Simon Busuttil replies on Shell settlement statements

This right of reply is accorded to PN leader Simon Busuttil in reference to the claims made by Saviour Balzan in the Public Accounts Committee in his regard.

“My name was dropped in his testimony in order to associate it with the fuel procurement deals which are the subject of the PAC inquiry. Nothing could be further from the truth. 

"The facts are the following: 

  1. The fact that I was legal counsel for Shell’s agents in Malta from 2004 until I won their claim in 2011 was always in the public domain. Throughout these years I publicly represented my clients in a seven-year-long legal battle during which recourse was made to the MRA, the MRA Appeals Board, the Court of Appeal, the European Commission and the Office of Fair Competition, where my legal arguments were upheld. It is because these legal arguments were won that a claim for damages arose.
  2. I did not represent the clients in the legal proceedings for damages that followed in court, still less was I involved in the out-of-court settlement. This too can be established from the legal acts.
  3. The case was heading to the European Court of Justice because of the absence of competition in the aviation-fuel sector in Malta, where it not for the case that I pursued.
  4. The Shell case concerned access to the aviation fuel market at the airport and was not connected in any manner whatsoever with the fuel procurement that is the subject of the PAC inquiry. The impression banded about that the two are connected is therefore completely false and pure spin intended to link my name with something in which I was never, even remotely, involved."

Saviour Balzan replies

In the PAC I made reference to the fact that just weeks before MaltaToday broke the Enemalta oil scandal, the Nationalist Cabinet of ministers in 2013 was very much aware of problems with fuel procurement and access to the fuel market.

The reason for this was a decision to award a tax-free €5 million settlement to the Maltese representatives of the Shell group in Malta, after the Malta Resources Authority concluded that the group had been barred from accessing the aviation fuel market in Malta.

The European Commission had decided to refer Malta to the European Court of Justice (ECJ) for allegedly breaching EU rules about fuel ground handling services at Malta International Airport. Aviation fuel was supplied by Enemalta which also owns storage facilities. Following the libearlisation of the market, Shell had also tried to start distributing fuel but it claimed that Enemalta was preventing it through uncompetitive measures to carry on with its business.

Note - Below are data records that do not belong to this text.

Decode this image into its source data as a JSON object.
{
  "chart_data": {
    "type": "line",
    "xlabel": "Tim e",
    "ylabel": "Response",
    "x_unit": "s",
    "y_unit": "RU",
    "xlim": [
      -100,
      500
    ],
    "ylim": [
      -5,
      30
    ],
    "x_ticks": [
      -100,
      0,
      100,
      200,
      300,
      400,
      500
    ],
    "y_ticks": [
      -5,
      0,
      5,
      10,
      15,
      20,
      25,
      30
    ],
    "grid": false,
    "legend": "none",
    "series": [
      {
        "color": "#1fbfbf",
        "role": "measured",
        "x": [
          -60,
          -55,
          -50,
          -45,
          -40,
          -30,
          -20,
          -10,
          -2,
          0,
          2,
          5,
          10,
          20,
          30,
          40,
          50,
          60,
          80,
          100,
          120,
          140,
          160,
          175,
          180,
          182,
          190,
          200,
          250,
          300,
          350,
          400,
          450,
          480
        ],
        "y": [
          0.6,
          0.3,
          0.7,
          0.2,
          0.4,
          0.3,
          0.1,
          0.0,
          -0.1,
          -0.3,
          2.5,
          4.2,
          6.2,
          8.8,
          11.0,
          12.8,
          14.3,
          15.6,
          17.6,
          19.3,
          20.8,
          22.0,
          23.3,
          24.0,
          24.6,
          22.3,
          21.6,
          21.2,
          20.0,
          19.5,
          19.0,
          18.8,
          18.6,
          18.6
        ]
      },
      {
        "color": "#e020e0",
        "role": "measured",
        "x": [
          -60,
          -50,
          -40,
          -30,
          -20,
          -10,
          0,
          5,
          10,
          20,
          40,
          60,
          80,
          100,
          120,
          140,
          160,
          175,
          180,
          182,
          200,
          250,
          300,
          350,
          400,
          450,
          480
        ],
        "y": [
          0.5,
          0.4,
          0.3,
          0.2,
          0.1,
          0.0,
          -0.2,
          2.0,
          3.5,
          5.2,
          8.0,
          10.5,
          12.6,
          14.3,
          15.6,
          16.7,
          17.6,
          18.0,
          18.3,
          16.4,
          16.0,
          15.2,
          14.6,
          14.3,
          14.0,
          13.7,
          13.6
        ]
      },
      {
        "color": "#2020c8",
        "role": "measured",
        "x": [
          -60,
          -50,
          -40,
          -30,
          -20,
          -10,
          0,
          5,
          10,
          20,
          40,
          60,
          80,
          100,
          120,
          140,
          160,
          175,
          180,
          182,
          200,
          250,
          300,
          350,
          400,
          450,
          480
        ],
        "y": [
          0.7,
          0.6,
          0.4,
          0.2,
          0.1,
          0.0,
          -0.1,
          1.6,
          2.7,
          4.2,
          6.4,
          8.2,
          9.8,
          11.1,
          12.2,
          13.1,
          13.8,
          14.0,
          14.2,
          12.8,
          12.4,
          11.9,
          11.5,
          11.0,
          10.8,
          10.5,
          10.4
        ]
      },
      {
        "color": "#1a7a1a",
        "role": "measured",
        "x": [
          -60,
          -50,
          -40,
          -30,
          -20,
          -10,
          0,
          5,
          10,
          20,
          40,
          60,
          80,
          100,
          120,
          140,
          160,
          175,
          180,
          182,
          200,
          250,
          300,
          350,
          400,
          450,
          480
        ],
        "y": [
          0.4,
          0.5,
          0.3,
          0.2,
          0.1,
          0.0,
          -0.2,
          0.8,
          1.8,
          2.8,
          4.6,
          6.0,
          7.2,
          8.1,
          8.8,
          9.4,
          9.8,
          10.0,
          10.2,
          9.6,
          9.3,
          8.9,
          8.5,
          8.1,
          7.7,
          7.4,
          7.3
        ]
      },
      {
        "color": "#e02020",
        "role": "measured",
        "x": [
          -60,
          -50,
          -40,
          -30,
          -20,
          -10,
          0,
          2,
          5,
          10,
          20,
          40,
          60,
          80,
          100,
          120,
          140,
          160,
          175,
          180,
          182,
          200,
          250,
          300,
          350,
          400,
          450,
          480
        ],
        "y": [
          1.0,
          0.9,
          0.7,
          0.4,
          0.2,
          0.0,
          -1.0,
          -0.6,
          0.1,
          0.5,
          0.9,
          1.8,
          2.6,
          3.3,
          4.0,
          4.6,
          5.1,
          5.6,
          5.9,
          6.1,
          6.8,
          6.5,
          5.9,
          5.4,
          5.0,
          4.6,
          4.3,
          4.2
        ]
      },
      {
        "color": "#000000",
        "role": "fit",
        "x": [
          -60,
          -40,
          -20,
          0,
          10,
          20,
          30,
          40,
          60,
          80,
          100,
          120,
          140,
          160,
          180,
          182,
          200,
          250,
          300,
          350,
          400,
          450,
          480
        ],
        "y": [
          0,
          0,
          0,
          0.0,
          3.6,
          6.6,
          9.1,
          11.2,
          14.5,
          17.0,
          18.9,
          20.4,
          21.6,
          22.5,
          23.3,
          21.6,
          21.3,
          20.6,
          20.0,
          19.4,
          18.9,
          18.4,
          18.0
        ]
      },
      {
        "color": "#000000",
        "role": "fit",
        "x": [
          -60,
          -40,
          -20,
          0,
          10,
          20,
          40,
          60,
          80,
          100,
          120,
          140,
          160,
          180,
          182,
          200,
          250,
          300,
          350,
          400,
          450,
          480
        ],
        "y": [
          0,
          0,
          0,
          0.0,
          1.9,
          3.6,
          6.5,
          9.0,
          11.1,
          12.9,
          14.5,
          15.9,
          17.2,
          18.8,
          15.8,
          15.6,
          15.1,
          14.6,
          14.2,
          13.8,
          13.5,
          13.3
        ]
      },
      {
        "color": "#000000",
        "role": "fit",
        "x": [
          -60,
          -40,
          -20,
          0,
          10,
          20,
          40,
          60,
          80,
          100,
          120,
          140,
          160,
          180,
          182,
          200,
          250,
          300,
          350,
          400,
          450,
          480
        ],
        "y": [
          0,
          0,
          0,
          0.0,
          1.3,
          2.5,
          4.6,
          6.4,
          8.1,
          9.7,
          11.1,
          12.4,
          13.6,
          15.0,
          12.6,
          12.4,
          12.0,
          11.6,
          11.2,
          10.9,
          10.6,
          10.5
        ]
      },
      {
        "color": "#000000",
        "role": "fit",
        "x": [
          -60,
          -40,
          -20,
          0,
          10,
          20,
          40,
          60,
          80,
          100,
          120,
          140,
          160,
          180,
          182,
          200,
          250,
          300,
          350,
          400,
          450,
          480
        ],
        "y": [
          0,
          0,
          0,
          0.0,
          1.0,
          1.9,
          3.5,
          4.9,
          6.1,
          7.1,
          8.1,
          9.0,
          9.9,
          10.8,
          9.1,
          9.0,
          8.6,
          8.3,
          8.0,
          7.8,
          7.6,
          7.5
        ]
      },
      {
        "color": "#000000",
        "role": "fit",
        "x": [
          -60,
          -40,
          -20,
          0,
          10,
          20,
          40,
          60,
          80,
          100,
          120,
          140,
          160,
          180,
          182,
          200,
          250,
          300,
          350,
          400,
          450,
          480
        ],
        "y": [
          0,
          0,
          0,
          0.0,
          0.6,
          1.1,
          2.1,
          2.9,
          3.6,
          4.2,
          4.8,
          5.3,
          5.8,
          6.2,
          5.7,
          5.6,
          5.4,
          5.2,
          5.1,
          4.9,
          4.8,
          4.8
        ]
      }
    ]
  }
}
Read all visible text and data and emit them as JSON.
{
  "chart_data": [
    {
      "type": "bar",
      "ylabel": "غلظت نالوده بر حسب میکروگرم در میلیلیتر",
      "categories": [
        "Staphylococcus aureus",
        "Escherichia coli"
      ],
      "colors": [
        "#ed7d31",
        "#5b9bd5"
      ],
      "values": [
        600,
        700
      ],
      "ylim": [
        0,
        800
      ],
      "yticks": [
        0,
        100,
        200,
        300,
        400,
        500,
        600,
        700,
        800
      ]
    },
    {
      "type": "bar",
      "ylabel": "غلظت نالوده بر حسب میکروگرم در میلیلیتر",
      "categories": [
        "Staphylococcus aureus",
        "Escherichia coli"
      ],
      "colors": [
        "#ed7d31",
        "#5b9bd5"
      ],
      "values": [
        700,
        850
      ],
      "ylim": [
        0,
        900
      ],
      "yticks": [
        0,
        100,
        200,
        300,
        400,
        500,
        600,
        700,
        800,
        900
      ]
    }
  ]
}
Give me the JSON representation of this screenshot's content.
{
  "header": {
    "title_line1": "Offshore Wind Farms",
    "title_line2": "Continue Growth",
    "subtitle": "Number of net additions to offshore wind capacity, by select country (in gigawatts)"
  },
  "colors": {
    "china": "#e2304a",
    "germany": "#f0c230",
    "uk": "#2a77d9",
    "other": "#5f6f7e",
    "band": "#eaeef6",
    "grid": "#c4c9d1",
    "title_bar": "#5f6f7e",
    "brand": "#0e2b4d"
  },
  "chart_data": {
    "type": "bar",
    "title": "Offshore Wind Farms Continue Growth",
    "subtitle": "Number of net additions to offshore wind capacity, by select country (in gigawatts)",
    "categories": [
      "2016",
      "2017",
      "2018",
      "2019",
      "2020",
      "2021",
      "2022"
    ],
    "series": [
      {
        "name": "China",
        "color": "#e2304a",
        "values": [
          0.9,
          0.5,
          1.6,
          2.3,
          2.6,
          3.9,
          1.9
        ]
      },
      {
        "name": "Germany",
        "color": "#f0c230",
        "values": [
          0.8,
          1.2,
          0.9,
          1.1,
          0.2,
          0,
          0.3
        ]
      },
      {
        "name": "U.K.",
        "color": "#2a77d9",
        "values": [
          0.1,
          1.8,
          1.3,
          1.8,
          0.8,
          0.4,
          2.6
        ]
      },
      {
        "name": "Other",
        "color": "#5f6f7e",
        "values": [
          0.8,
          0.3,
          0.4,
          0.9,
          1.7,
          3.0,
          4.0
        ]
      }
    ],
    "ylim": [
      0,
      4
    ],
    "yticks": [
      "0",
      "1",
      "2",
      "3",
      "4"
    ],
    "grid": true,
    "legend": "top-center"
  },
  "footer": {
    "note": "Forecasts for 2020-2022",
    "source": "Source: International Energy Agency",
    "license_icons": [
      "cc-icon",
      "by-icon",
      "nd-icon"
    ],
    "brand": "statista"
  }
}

I told the PAC that the administration knew that something was amiss in fuel procurement, so MaltaToday’s story should not have been met with much amazement. The Cabinet accepted the MRA’s reasoning that Shell did not get a fair deal. Certainly there was a feeling in the government that something was wrong. Not to forget that although parliament had been dissolved on 7 January 2013, the Cabinet had decided to go ahead with a tax free payout of €5 million on 15 January. The payout underlined the serious problems with fuel procurement at Enemalta.